This post shows that even with very different hardware, you can often reuse big chunks of code.

In this case, the DRV8711 register definitions serve me very well.

Big SPI differences between Hercules Controller and MSP430, Little Impact

SPI is SPI. In the example here where we use SPI to set the registers of the DRV8711, all logic to define the register values can be copied.

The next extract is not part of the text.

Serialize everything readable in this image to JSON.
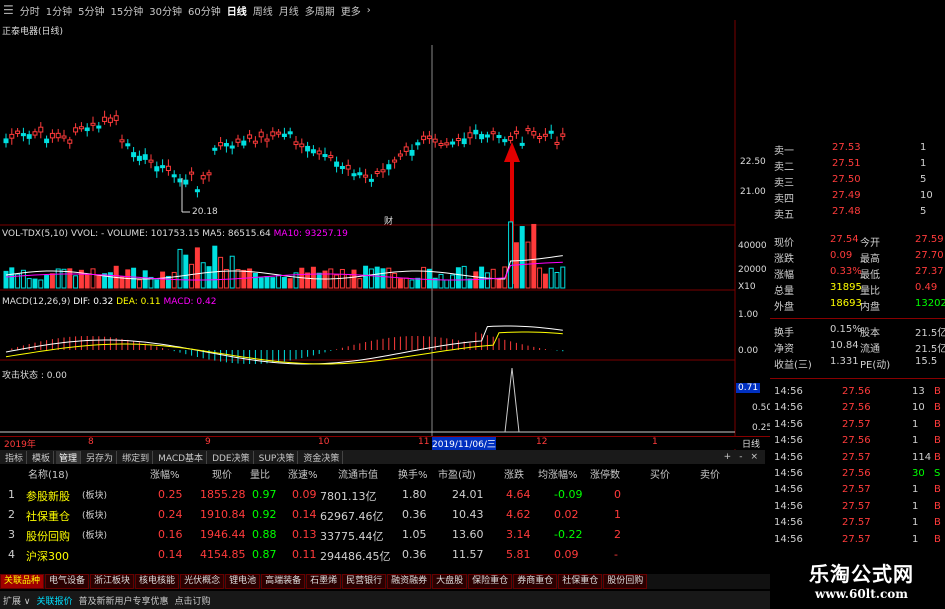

One of the examples is the DRV8711 Control register:

// CTRL Register
struct CTRL_Register
{
  uint16_t Address; // bits 14-12
  uint16_t DTIME; // bits 11-10
  uint16_t ISGAIN; // bits 9-8
  uint16_t EXSTALL; // bit 7
  uint16_t MODE; // bits 6-3
  uint16_t RSTEP; // bit 2
  uint16_t RDIR; // bit 1
  uint16_t ENBL; // bit 0
};

The choice has been made for readability, not code size. We're spending 8 integer locations to store info that needs to be contained in a 16 bit value.

Not efficient for code size, but I don't mind. It makes understanding and debugging the application easy.

You can always check the values of a particular subset of the register without having to think too much.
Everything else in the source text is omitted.